The figures are revealed in the Irish language magazine Cuisle which also publishes that more pre-school children are speaking Irish every day (4.5pc) than adults.
The analysis was carried out by Donncha O hEallaithe, of Galway-Mayo Institute of Technology and is based on figures for the 1996 census. Up to now, census returns dealing with Irish have been regarded with scepticism, as they included children whose only exposure to the language was in the classroom. This allowed some groups to claim that more than one million people spoke Irish.
However, for the 1996 census, for the first time, respondents were asked how often they spoke Irish, allowing for a more accurate picture. The results show the language in a state of flux, with gains in some areas and a marked decline in others.

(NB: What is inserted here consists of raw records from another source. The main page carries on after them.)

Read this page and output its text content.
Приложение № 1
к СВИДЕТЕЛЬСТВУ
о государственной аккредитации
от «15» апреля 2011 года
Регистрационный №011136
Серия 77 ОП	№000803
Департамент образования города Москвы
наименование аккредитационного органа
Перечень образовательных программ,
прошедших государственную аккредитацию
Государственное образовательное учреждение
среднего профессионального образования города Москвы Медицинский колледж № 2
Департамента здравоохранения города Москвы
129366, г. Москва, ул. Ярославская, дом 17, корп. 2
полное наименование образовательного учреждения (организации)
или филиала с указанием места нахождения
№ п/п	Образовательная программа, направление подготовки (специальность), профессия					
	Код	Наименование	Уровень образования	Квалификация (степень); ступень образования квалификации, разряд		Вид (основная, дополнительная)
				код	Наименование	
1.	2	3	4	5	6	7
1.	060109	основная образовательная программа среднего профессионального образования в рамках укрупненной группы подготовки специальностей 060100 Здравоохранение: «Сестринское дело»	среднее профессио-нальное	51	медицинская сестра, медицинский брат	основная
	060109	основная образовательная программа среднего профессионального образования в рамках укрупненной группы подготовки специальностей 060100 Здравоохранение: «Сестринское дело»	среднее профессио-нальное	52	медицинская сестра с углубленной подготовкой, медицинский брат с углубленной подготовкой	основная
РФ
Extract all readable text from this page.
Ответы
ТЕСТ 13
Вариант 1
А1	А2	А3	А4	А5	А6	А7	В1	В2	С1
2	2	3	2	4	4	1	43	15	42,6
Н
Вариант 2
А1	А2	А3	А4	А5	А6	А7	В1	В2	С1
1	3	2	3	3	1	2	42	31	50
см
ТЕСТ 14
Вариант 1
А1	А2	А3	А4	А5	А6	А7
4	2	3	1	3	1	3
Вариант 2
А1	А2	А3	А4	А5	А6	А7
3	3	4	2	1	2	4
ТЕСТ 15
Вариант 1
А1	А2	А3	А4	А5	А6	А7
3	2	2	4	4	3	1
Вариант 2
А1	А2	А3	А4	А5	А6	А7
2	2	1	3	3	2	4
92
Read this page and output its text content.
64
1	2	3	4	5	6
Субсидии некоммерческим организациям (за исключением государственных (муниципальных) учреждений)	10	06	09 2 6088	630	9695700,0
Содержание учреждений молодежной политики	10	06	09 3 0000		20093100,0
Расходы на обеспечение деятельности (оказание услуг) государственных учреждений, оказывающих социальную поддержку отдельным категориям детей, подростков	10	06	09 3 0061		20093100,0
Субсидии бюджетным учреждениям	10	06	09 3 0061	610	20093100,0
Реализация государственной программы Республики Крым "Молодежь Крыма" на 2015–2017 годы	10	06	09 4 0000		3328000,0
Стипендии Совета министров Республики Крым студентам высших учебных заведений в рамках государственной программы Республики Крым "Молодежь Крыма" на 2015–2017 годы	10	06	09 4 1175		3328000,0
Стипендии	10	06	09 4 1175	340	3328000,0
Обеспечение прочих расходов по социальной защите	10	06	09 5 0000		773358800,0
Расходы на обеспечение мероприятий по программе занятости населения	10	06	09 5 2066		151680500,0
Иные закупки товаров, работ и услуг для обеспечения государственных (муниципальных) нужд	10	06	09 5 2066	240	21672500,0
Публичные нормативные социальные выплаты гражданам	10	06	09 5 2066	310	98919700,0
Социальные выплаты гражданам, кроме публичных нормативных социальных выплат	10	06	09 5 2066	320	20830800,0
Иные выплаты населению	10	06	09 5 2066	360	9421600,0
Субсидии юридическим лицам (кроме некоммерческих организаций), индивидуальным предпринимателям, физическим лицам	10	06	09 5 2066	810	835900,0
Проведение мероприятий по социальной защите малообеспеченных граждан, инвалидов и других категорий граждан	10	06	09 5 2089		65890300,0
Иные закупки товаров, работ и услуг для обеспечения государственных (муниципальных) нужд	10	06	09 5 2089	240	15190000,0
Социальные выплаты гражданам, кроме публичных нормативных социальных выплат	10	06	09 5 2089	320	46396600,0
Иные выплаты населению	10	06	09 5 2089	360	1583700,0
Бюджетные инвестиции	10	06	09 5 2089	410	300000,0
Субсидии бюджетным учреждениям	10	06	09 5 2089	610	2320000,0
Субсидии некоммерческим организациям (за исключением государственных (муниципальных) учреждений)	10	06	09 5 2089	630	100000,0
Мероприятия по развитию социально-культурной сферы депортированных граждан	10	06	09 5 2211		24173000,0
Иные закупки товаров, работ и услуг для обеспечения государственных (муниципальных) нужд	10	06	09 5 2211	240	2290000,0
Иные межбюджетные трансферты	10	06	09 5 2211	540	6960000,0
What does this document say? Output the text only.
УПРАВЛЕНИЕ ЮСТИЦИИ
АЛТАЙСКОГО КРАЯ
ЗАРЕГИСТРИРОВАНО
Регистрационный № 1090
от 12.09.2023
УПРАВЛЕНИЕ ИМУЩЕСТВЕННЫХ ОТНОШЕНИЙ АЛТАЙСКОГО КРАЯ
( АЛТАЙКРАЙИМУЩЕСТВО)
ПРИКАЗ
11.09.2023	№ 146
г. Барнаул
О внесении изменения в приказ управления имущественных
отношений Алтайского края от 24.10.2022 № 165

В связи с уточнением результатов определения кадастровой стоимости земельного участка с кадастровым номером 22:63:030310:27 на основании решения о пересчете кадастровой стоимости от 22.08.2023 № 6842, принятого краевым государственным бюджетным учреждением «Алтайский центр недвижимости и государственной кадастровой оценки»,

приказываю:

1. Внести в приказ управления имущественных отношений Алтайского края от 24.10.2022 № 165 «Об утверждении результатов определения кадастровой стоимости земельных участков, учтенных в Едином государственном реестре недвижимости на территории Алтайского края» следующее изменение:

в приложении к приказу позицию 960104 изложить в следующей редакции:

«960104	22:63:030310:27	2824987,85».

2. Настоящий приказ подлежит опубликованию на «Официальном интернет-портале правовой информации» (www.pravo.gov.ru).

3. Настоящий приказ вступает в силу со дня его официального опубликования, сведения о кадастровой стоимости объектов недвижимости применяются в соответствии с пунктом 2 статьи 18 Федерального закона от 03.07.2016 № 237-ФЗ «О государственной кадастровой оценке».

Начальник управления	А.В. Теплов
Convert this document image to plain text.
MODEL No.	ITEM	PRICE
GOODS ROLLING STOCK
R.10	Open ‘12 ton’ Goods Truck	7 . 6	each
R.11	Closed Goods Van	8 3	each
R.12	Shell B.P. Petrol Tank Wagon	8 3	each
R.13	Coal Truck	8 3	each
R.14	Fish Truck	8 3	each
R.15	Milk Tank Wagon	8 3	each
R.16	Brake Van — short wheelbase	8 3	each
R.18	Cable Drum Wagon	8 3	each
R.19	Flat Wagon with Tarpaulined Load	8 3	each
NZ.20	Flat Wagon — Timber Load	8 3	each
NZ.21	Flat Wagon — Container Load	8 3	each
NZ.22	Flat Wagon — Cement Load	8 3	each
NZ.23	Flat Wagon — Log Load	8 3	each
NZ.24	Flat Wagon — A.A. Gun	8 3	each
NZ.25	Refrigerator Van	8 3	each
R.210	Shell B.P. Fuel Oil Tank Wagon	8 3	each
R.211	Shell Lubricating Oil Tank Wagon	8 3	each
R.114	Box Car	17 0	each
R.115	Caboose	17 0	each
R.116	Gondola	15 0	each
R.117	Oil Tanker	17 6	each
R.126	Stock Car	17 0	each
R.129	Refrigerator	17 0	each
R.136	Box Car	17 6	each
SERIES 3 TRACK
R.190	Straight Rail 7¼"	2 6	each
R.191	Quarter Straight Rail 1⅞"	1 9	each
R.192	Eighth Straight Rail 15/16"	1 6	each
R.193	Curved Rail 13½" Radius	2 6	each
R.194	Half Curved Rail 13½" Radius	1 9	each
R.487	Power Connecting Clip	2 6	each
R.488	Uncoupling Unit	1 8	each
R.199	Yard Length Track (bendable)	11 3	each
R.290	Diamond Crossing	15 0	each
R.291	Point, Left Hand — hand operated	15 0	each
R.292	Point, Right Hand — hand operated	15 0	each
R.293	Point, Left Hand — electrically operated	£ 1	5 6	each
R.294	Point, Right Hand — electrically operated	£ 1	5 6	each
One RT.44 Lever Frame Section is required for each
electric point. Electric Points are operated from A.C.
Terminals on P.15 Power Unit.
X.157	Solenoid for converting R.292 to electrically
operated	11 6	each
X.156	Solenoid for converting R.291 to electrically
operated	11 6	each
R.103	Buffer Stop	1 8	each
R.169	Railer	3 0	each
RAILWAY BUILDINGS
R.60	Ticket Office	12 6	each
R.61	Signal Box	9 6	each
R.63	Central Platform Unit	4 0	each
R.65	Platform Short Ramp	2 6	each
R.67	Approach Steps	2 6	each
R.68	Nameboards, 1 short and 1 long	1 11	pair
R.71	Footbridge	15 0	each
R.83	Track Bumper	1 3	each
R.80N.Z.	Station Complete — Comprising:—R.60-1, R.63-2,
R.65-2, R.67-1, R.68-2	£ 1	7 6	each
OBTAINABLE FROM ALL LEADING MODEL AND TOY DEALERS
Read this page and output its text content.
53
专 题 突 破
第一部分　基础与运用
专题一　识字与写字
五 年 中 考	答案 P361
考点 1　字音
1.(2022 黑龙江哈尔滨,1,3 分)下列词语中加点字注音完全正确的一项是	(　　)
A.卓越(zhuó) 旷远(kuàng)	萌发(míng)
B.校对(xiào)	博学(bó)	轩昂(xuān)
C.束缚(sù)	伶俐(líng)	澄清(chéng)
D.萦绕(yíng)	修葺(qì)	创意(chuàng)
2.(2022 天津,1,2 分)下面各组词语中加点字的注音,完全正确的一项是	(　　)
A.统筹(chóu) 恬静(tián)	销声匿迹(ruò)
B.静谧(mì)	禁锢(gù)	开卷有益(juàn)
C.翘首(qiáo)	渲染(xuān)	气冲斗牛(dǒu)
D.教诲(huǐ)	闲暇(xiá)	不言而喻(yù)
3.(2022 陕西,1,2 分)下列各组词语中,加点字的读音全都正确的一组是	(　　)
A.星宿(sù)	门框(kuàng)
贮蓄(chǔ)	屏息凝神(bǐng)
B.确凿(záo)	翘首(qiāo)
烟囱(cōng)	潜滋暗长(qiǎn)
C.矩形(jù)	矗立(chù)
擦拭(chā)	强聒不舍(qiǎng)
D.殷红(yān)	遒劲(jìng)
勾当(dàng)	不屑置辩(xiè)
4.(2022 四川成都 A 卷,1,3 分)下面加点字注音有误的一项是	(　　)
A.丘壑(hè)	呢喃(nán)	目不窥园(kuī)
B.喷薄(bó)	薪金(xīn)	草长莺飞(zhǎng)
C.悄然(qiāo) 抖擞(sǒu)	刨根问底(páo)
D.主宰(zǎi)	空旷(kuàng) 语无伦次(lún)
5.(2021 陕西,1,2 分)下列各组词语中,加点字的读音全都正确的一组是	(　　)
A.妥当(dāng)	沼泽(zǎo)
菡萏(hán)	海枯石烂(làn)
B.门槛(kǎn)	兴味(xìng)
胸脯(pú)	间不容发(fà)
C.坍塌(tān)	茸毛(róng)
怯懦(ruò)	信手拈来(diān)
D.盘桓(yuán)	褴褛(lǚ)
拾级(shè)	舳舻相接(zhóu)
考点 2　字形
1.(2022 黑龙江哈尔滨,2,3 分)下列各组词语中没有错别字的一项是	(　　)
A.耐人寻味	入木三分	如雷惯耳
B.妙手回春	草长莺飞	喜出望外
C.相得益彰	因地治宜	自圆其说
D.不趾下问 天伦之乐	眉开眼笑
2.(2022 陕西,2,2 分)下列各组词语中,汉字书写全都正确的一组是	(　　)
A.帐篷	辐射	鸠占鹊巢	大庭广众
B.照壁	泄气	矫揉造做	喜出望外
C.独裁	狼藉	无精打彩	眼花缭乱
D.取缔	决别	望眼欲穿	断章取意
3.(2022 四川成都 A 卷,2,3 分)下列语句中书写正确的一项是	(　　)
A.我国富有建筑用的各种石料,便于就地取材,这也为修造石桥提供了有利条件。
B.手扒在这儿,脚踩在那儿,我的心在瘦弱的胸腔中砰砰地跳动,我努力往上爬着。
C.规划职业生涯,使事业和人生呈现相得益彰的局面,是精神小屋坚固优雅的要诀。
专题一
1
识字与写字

Throughout the State, 71,000 adults said they spoke Irish daily. Of these, almost 21,000 live in the Gaeltacht, with just over 70pc of daily Irish speakers now outside Gaeltacht areas.
More than 1.4 million (43pc of the population over three years old) claim the ability to speak Irish. But almost two-thirds never speak the language or speak it less frequently than once a week. Only 36.5pc of the adult population in Gaeltacht areas say they speak Irish on a daily basis.
Not surprisingly, more people say they speak Irish in Galway city that in any other Irish city. Just over 11pc of Galway city respondents (about 6,000) said they spoke the language on a daily basis. This compares to 9.1pc for Limerick, 8.8pc for Cork and 5.4pc of Dublin's population.